Noemi Giustini

Noemi Giustini, Andrea Lacava, Leonardo Bonati et al.

5G networks provide low-latency, high throughput, and massive connectivity, yet the control plane remains exposed to several security threats. Among the most common and impactful threats are Denial-of-Service (DoS) attacks, with Radio Resource Control (RRC) signaling storms being particularly effective and difficult to mitigate. In this attack, a malicious User Equipment (UE) aims to exhaust Next Generation Node Base (gNB) resources, preventing legitimate UEs from establishing a connection. Existing defenses are typically limited to detection, only evaluated through numerical simulations, and cannot discern between high-load network conditions and attacks. Most of them also assume static setups and do not take mobility into account. In this paper, we first evaluate the feasibility of the signaling storm attack by using the OpenAirInterface(OAI) 5G protocol stack. Then, we propose StormShield, a signaling storm attack detection and mitigation technique implemented as an xApp on an O-RAN Near-Real-Time (near-RT) RAN Intelligent Controller (RIC). It fingerprints and blocks Malicious UEs (MUEs) before gNB resources are exhausted. We prototyped our solution on an Over-The-Air (OTA) testbed with OAI, NVIDIA Aerial, and two different gNB setups. The first one leverages an USRP X410 Software-defined Radio (SDR) with 8.1 functional split; the second a commercial Foxconn Radio Unit (RU) with 7.2 functional split. Our experimental evaluation demonstrates that StormShield effectively prevents gNB resource exhaustion, identifying and blocking MUEs with an average detection accuracy of 97.6% within 106.5 ms from the beginning of the attack.

Filippo Olimpieri, Noemi Giustini, Andrea Lacava et al.

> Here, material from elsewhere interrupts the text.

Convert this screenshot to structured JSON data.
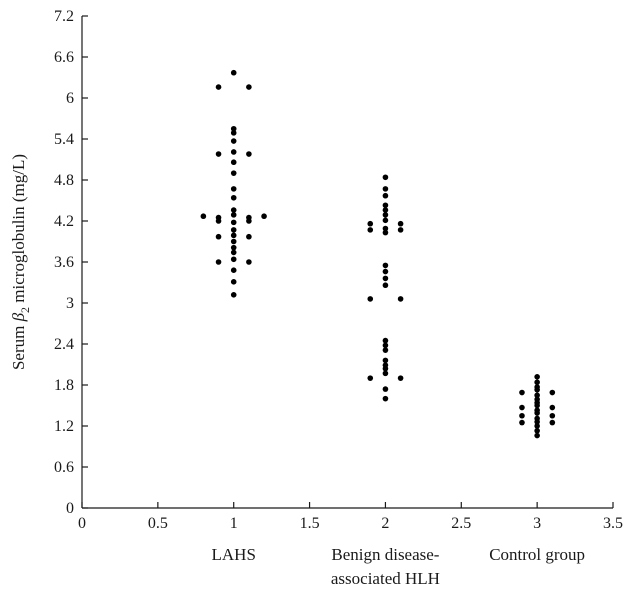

The O-RAN architecture is transforming cellular networks by adopting RAN softwarization and disaggregation concepts to enable data-driven monitoring and control of the network. Such management is enabled by RICs, which facilitate near-real-time and non-real-time network control through xApps and rApps. However, they face limitations, including latency overhead in data exchange between the RAN and RIC, restricting real-time monitoring, and the inability to access user plain data due to privacy and security constraints, hindering use cases like beamforming and spectrum classification. In this paper, we leverage the dApps concept to enable real-time RF spectrum classification with LibIQ, a novel library for RF signals that facilitates efficient spectrum monitoring and signal classification by providing functionalities to read I/Q samples as time-series, create datasets and visualize time-series data through plots and spectrograms. Thanks to LibIQ, I/Q samples can be efficiently processed to detect external RF signals, which are subsequently classified using a CNN inside the library. To achieve accurate spectrum analysis, we created an extensive dataset of time-series-based I/Q samples, representing distinct signal types captured using a custom dApp running on a 5G deployment over the Colosseum network emulator and an OTA testbed. We evaluate our model by deploying LibIQ in heterogeneous scenarios with varying center frequencies, time windows, and external RF signals. In real-time analysis, the model classifies the processed I/Q samples, achieving an average accuracy of approximately 97.8% in identifying signal types across all scenarios. We pledge to release both LibIQ and the dataset created as a publicly available framework upon acceptance.